The Warp and Woof of Genius
Dostoyevsky's Letters to his Wife. Translated by Elizabeth Hill and Doris Mudie, with an Introduction by Prince Miraky. (Constable. 21s.)
THE story of Dostoyevsky's artistic life is one of unbroken misery. It tells of a sullen fight against sickness, poverty, and that worst of all enemies, an unpractical personality. His wife's diary, published some years ago, showed us the woman's version of this tale of squalid grandeur. The diary, and her notes to these letters, reveal a quality, a relationship, which lifts up the whole situation, so that our disgust is changed to discomfort, our discomfort to awe, and our awe to reverence.
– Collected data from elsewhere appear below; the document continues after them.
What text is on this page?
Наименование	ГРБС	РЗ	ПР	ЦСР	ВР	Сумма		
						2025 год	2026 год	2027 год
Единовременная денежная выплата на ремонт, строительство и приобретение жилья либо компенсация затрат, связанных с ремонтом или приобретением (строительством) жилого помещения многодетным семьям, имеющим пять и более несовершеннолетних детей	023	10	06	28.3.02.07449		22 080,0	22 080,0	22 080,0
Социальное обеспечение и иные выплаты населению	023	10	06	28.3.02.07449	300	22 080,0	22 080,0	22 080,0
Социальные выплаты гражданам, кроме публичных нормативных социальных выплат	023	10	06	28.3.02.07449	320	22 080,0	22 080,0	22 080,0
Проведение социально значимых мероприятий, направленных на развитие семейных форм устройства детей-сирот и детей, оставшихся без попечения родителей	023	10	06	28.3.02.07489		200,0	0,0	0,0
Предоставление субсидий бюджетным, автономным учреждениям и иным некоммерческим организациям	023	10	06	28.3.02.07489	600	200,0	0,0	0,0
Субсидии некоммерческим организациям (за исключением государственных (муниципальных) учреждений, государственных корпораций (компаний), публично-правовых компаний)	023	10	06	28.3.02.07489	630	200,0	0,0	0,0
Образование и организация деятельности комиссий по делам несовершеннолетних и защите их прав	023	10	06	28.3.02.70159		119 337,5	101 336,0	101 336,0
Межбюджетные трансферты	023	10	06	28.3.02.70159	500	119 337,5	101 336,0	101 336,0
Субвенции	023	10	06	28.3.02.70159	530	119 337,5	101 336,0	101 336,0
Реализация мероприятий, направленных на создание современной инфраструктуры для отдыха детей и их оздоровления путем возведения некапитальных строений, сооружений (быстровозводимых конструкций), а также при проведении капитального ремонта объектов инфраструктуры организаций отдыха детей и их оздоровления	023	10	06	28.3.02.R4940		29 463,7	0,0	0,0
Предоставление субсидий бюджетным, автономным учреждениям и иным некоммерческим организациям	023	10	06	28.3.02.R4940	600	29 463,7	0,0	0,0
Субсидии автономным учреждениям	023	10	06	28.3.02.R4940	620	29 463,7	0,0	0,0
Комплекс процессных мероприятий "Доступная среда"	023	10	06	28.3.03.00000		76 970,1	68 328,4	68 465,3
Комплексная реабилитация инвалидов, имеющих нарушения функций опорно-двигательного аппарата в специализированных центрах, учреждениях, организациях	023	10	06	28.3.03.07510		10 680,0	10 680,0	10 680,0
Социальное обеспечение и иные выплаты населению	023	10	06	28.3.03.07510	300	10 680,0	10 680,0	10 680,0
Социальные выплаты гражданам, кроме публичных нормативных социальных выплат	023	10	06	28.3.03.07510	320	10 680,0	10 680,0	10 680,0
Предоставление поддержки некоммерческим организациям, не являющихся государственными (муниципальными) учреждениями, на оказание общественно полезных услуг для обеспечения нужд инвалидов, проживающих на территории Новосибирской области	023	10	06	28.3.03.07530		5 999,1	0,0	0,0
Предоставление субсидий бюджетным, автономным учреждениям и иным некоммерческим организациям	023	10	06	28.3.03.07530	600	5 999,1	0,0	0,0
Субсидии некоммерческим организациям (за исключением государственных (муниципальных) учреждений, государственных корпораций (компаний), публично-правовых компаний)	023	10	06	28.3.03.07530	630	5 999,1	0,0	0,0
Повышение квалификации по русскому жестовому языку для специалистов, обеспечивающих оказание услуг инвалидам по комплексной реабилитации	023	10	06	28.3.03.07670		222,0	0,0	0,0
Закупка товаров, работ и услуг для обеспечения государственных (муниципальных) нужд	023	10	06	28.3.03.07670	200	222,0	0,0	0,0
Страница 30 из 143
We see how this self-effacing girl, married to a man twenty-five years older than herself, gradually insinuated her bourgeois standards of comfort, method, domestic order, and business sanity beneath the chaos and tumult of his inspired but diseased existence, until what was hectic became intermittent, a darkness broken by periods of light and calmness in which the poet was able to utilize the deep resources of his nature for the creation of work which might have been lost, had his later life remained in the desert of poverty and muddle.
The world knows the outlines of the story : how Dostoyevsky took his young wife from her quiet family circle, from home scenes and country, and left her, shrinking and pregnant, in lodgings in Dresden while he went on to Homburg to gamble away every kopeck they possessed, and even their clothes and wedding rings : how this mania continued for four years, fed by a fantastic resolution to discharge a debt for which the poet believed himself to be morally responsible. So the man was made ; his follies were often the outcome of exaggerated prudence or sensitiveness ; while his almost divine power of compassion would sometimes spring from bouts of marital sensuality to which he would refer in his letters with a disquieting lack of taste.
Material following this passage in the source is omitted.